"I feel unnerved by how precious the aesthetic has become. It'd be nice to see some variation, considering that we're kind of in the midst of a global catastrophe."

Lisa Wells and I are sitting in a coffee shop on East Burnside, and our conversation has just turned meta. We're talking about quirkily written interviews, about inane questions like "What did you have for breakfast?" which leads to Wells' frustrated exclamation that cutesiness hardly seems an artistically appropriate response to a world as fucked up as ours.

More appropriate, in fact, is Wells' own recent output, the just-released essay collection Yeah. No. Totally. Wells' ranging, largely nonfiction collection is many things: insightful, acerbic, frustrated, even wistful. But despite a cover that evokes an old J.D. Salinger paperback, precious it is not: Whether she's writing about a trip to Nicaragua or the role the rock club La Luna played in her teenaged years, Wells' voice is above all direct, as she levelly describes the world as she sees it.
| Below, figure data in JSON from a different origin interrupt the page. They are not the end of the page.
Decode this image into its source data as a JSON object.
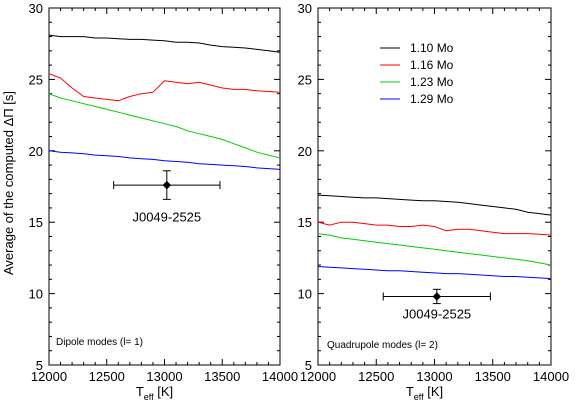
{
  "chart_data": [
    {
      "type": "line",
      "ylabel": "Average of the computed ΔΠ [s]",
      "xlabel_main": "T",
      "xlabel_sub": "eff",
      "xlabel_unit": " [K]",
      "xlim": [
        12000,
        14000
      ],
      "ylim": [
        5,
        30
      ],
      "xticks": [
        "12000",
        "12500",
        "13000",
        "13500",
        "14000"
      ],
      "yticks": [
        "5",
        "10",
        "15",
        "20",
        "25",
        "30"
      ],
      "annotation": "Dipole modes (l= 1)",
      "star": {
        "label": "J0049-2525",
        "x": 13020,
        "y": 17.6,
        "xerr": 460,
        "yerr": 1.0
      },
      "series": [
        {
          "name": "1.10 Mo",
          "color": "#000000",
          "x": [
            12000,
            12100,
            12200,
            12300,
            12400,
            12500,
            12600,
            12700,
            12800,
            12900,
            13000,
            13100,
            13200,
            13300,
            13400,
            13500,
            13600,
            13700,
            13800,
            13900,
            14000
          ],
          "y": [
            28.1,
            28.0,
            28.0,
            28.0,
            27.9,
            27.9,
            27.85,
            27.8,
            27.8,
            27.75,
            27.7,
            27.6,
            27.6,
            27.55,
            27.4,
            27.3,
            27.25,
            27.2,
            27.1,
            27.0,
            26.9
          ]
        },
        {
          "name": "1.16 Mo",
          "color": "#ff0000",
          "x": [
            12000,
            12100,
            12200,
            12300,
            12400,
            12500,
            12600,
            12700,
            12800,
            12900,
            13000,
            13100,
            13200,
            13300,
            13400,
            13500,
            13600,
            13700,
            13800,
            13900,
            14000
          ],
          "y": [
            25.4,
            25.1,
            24.4,
            23.8,
            23.7,
            23.6,
            23.5,
            23.8,
            24.0,
            24.1,
            24.9,
            24.8,
            24.7,
            24.8,
            24.6,
            24.4,
            24.3,
            24.3,
            24.2,
            24.15,
            24.1
          ]
        },
        {
          "name": "1.23 Mo",
          "color": "#00d000",
          "x": [
            12000,
            12100,
            12200,
            12300,
            12400,
            12500,
            12600,
            12700,
            12800,
            12900,
            13000,
            13100,
            13200,
            13300,
            13400,
            13500,
            13600,
            13700,
            13800,
            13900,
            14000
          ],
          "y": [
            24.0,
            23.7,
            23.5,
            23.3,
            23.1,
            22.9,
            22.7,
            22.5,
            22.3,
            22.1,
            21.9,
            21.7,
            21.4,
            21.2,
            21.0,
            20.8,
            20.5,
            20.2,
            19.9,
            19.7,
            19.5
          ]
        },
        {
          "name": "1.29 Mo",
          "color": "#0000ff",
          "x": [
            12000,
            12100,
            12200,
            12300,
            12400,
            12500,
            12600,
            12700,
            12800,
            12900,
            13000,
            13100,
            13200,
            13300,
            13400,
            13500,
            13600,
            13700,
            13800,
            13900,
            14000
          ],
          "y": [
            20.0,
            19.9,
            19.85,
            19.8,
            19.7,
            19.65,
            19.6,
            19.5,
            19.45,
            19.4,
            19.3,
            19.25,
            19.2,
            19.1,
            19.05,
            19.0,
            18.95,
            18.9,
            18.8,
            18.75,
            18.7
          ]
        }
      ]
    },
    {
      "type": "line",
      "xlabel_main": "T",
      "xlabel_sub": "eff",
      "xlabel_unit": " [K]",
      "xlim": [
        12000,
        14000
      ],
      "ylim": [
        5,
        30
      ],
      "xticks": [
        "12000",
        "12500",
        "13000",
        "13500",
        "14000"
      ],
      "yticks": [
        "5",
        "10",
        "15",
        "20",
        "25",
        "30"
      ],
      "annotation": "Quadrupole modes (l= 2)",
      "legend": "top-right",
      "star": {
        "label": "J0049-2525",
        "x": 13020,
        "y": 9.8,
        "xerr": 460,
        "yerr": 0.5
      },
      "series": [
        {
          "name": "1.10 Mo",
          "color": "#000000",
          "x": [
            12000,
            12100,
            12200,
            12300,
            12400,
            12500,
            12600,
            12700,
            12800,
            12900,
            13000,
            13100,
            13200,
            13300,
            13400,
            13500,
            13600,
            13700,
            13800,
            13900,
            14000
          ],
          "y": [
            16.9,
            16.85,
            16.8,
            16.75,
            16.7,
            16.7,
            16.65,
            16.6,
            16.55,
            16.5,
            16.5,
            16.45,
            16.4,
            16.3,
            16.2,
            16.1,
            16.0,
            15.9,
            15.7,
            15.6,
            15.5
          ]
        },
        {
          "name": "1.16 Mo",
          "color": "#ff0000",
          "x": [
            12000,
            12100,
            12200,
            12300,
            12400,
            12500,
            12600,
            12700,
            12800,
            12900,
            13000,
            13100,
            13200,
            13300,
            13400,
            13500,
            13600,
            13700,
            13800,
            13900,
            14000
          ],
          "y": [
            15.0,
            14.8,
            15.0,
            15.0,
            14.9,
            14.8,
            14.8,
            14.7,
            14.7,
            14.8,
            14.7,
            14.4,
            14.5,
            14.5,
            14.4,
            14.3,
            14.2,
            14.2,
            14.2,
            14.15,
            14.1
          ]
        },
        {
          "name": "1.23 Mo",
          "color": "#00d000",
          "x": [
            12000,
            12100,
            12200,
            12300,
            12400,
            12500,
            12600,
            12700,
            12800,
            12900,
            13000,
            13100,
            13200,
            13300,
            13400,
            13500,
            13600,
            13700,
            13800,
            13900,
            14000
          ],
          "y": [
            14.2,
            14.1,
            13.9,
            13.8,
            13.7,
            13.6,
            13.5,
            13.4,
            13.3,
            13.2,
            13.1,
            13.0,
            12.9,
            12.8,
            12.7,
            12.6,
            12.5,
            12.4,
            12.3,
            12.15,
            12.0
          ]
        },
        {
          "name": "1.29 Mo",
          "color": "#0000ff",
          "x": [
            12000,
            12100,
            12200,
            12300,
            12400,
            12500,
            12600,
            12700,
            12800,
            12900,
            13000,
            13100,
            13200,
            13300,
            13400,
            13500,
            13600,
            13700,
            13800,
            13900,
            14000
          ],
          "y": [
            11.9,
            11.85,
            11.8,
            11.75,
            11.7,
            11.65,
            11.6,
            11.6,
            11.55,
            11.5,
            11.45,
            11.4,
            11.4,
            11.35,
            11.3,
            11.25,
            11.2,
            11.2,
            11.15,
            11.1,
            11.05
          ]
        }
      ]
    }
  ]
}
Wells grew up in Portland's suburbs, and Yeah. No. Totally. is distinctly rooted in the social and physical landscape of the Pacific Northwest. But this isn't another meditation on the beauty of Oregon's salmon runs—Wells is less a nature writer than a writer who remembers nature; a sensibility shaped by forces long gone.

In "Knell of the Worried Well," she reflects on childhood camping trips to the Nehalem River—catching crawdads, watching Blue Herons. "It seems to me now that my love for those trips, for that configuration of family, for the river as it was, precipitated a certain melancholy," she writes. As an adult, the smell of water in the desert casts her back to those childhood trips—to a river whose banks have long since shifted.
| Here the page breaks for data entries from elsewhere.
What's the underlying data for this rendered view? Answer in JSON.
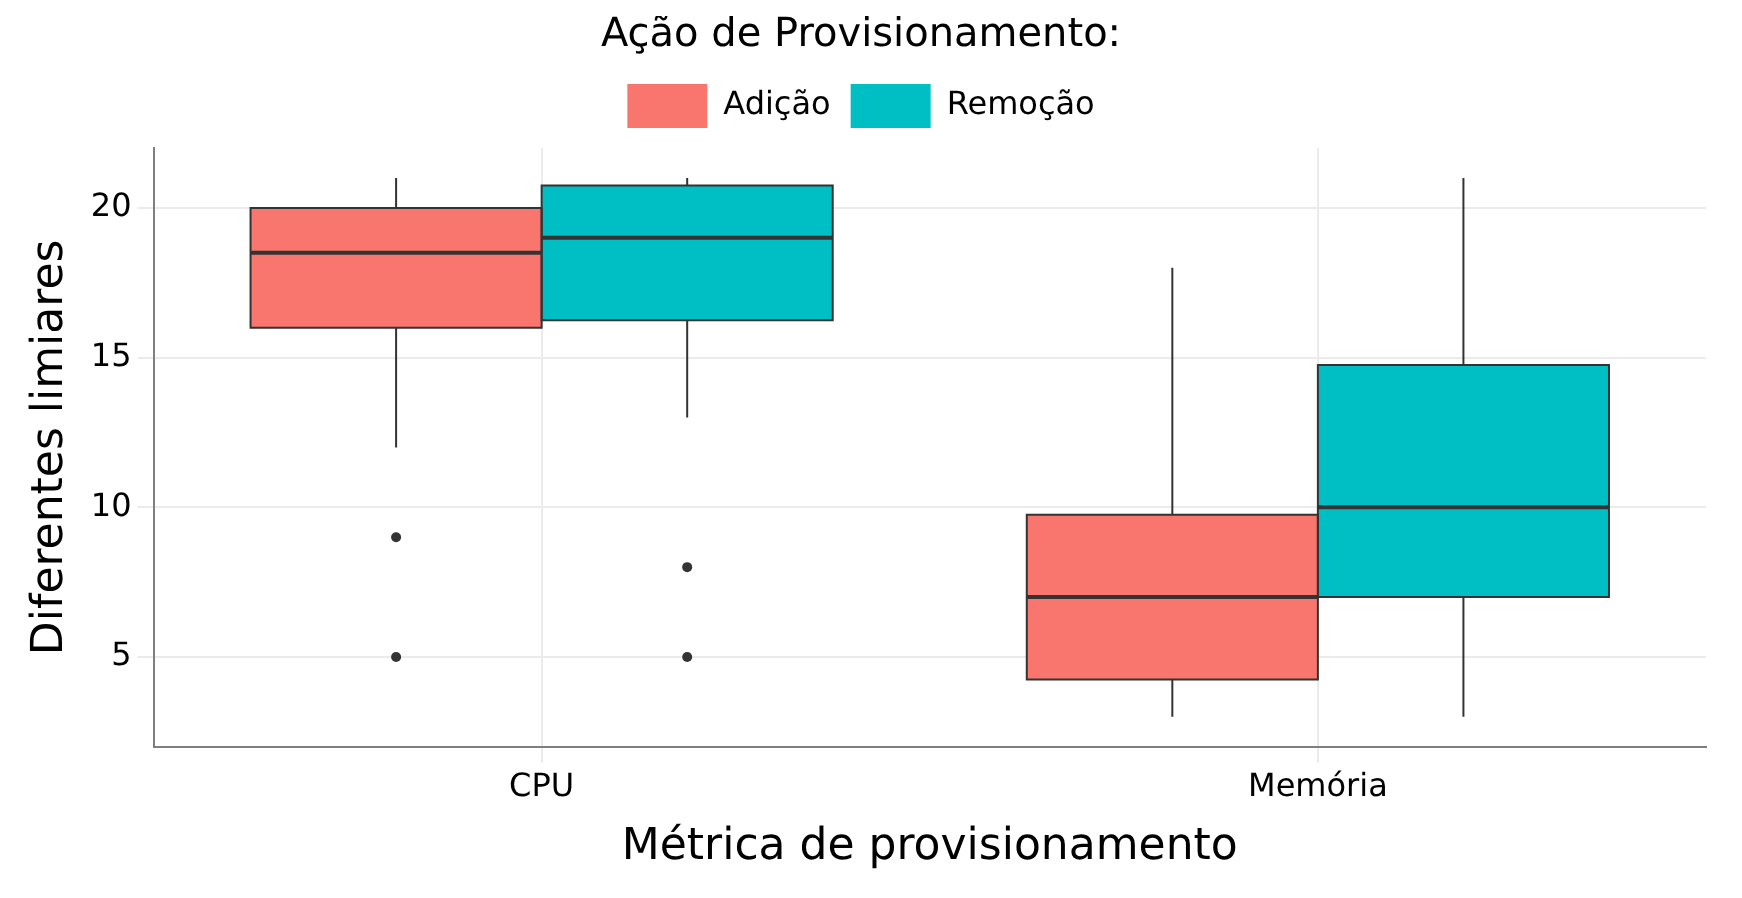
{
  "chart_data": {
    "type": "box",
    "xlabel": "Métrica de provisionamento",
    "ylabel": "Diferentes limiares",
    "legend_title": "Ação de Provisionamento:",
    "legend": "top",
    "grid": true,
    "categories": [
      "CPU",
      "Memória"
    ],
    "ylim": [
      2,
      22
    ],
    "yticks": [
      5,
      10,
      15,
      20
    ],
    "series": [
      {
        "name": "Adição",
        "color": "#f8766d",
        "boxes": [
          {
            "low": 12,
            "q1": 16,
            "median": 18.5,
            "q3": 20,
            "high": 21,
            "outliers": [
              9,
              5
            ]
          },
          {
            "low": 3,
            "q1": 4.25,
            "median": 7,
            "q3": 9.75,
            "high": 18
          }
        ]
      },
      {
        "name": "Remoção",
        "color": "#00bfc4",
        "boxes": [
          {
            "low": 13,
            "q1": 16.25,
            "median": 19,
            "q3": 20.75,
            "high": 21,
            "outliers": [
              8,
              5
            ]
          },
          {
            "low": 3,
            "q1": 7,
            "median": 10,
            "q3": 14.75,
            "high": 21
          }
        ]
      }
    ]
  }
}
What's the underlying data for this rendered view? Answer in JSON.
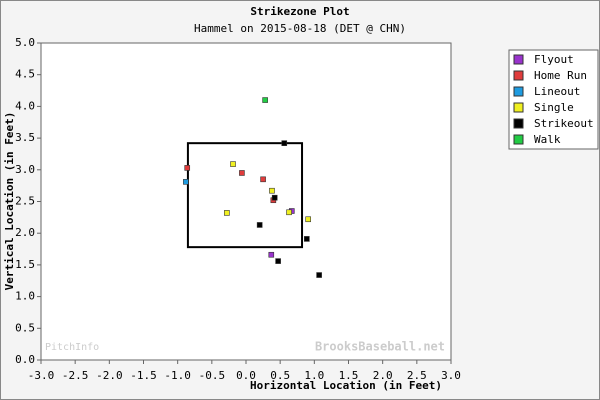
{
  "chart_data": {
    "type": "scatter",
    "title": "Strikezone Plot",
    "subtitle": "Hammel on 2015-08-18 (DET @ CHN)",
    "x_label": "Horizontal Location (in Feet)",
    "y_label": "Vertical Location (in Feet)",
    "watermarks": [
      "PitchInfo",
      "BrooksBaseball.net"
    ],
    "xlim": [
      -3,
      3
    ],
    "ylim": [
      0,
      5
    ],
    "xticks": [
      {
        "value": -3,
        "label": "-3.0"
      },
      {
        "value": -2.5,
        "label": "-2.5"
      },
      {
        "value": -2,
        "label": "-2.0"
      },
      {
        "value": -1.5,
        "label": "-1.5"
      },
      {
        "value": -1,
        "label": "-1.0"
      },
      {
        "value": -0.5,
        "label": "-0.5"
      },
      {
        "value": 0,
        "label": "0.0"
      },
      {
        "value": 0.5,
        "label": "0.5"
      },
      {
        "value": 1,
        "label": "1.0"
      },
      {
        "value": 1.5,
        "label": "1.5"
      },
      {
        "value": 2,
        "label": "2.0"
      },
      {
        "value": 2.5,
        "label": "2.5"
      },
      {
        "value": 3,
        "label": "3.0"
      }
    ],
    "yticks": [
      {
        "value": 0,
        "label": "0.0"
      },
      {
        "value": 0.5,
        "label": "0.5"
      },
      {
        "value": 1,
        "label": "1.0"
      },
      {
        "value": 1.5,
        "label": "1.5"
      },
      {
        "value": 2,
        "label": "2.0"
      },
      {
        "value": 2.5,
        "label": "2.5"
      },
      {
        "value": 3,
        "label": "3.0"
      },
      {
        "value": 3.5,
        "label": "3.5"
      },
      {
        "value": 4,
        "label": "4.0"
      },
      {
        "value": 4.5,
        "label": "4.5"
      },
      {
        "value": 5,
        "label": "5.0"
      }
    ],
    "grid": false,
    "legend": "right",
    "strike_zone": {
      "x": [
        -0.85,
        0.82
      ],
      "y": [
        1.78,
        3.42
      ]
    },
    "series": [
      {
        "name": "Flyout",
        "color": "#9933cc",
        "x": [
          0.37,
          0.67
        ],
        "y": [
          1.66,
          2.35
        ]
      },
      {
        "name": "Home Run",
        "color": "#e03c3c",
        "x": [
          -0.06,
          0.25,
          0.4,
          -0.86
        ],
        "y": [
          2.95,
          2.85,
          2.52,
          3.03
        ]
      },
      {
        "name": "Lineout",
        "color": "#1e9be0",
        "x": [
          -0.88
        ],
        "y": [
          2.81
        ]
      },
      {
        "name": "Single",
        "color": "#f0f020",
        "x": [
          -0.19,
          0.38,
          -0.28,
          0.63,
          0.91
        ],
        "y": [
          3.09,
          2.67,
          2.32,
          2.33,
          2.22
        ]
      },
      {
        "name": "Strikeout",
        "color": "#000000",
        "x": [
          0.56,
          0.2,
          0.89,
          0.47,
          1.07,
          0.42
        ],
        "y": [
          3.42,
          2.13,
          1.91,
          1.56,
          1.34,
          2.56
        ]
      },
      {
        "name": "Walk",
        "color": "#22cc44",
        "x": [
          0.28
        ],
        "y": [
          4.1
        ]
      }
    ]
  }
}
"I don't think of myself as a nature writer," Wells tells me, "but of course, by virtue of the fact that I'm from here, it makes its way in—it's a huge part of the landscape, like skyscrapers in New York." And just as long-time New Yorkers love to dwell on how that city has changed, Wells' writing at times reveals a native's prickly possessiveness. On Portland's never-ending influx of bands, she writes, "Everyone in Portland comes from somewhere else, and no one moves here because they just want to play music... The salt of the earth indie vibe is long over."

Calling out Portland's music scene for its careerism is bold in a town that prides itself on "community," but Wells is quick to note that she doesn't hold herself apart from her criticism of the music scene. "I've always hung out with musicians," she says. (One of the pieces in the book, in fact, is a diary of her tour with local band Panther.) "I don't really feel outside of it, looking in." Maybe that's why, when I asked her to sum up her thoughts on her book, she reached for a punk-rock analogy.

"There were all these legends about [punk] bands going into the studio recording straight through, without a lot of high-production value, no one worrying too much about mic placement. And the idea was if you were practicing enough and playing enough, what came out would be good. Skilled, but there's a level of amateurism at work. The book feels that way to me," Wells says. "And maybe the fact that some of the essays feel kind of unfinished, and overall feel sort of fragmented, reflects the way that I feel about the world, and trying to make sense of it all."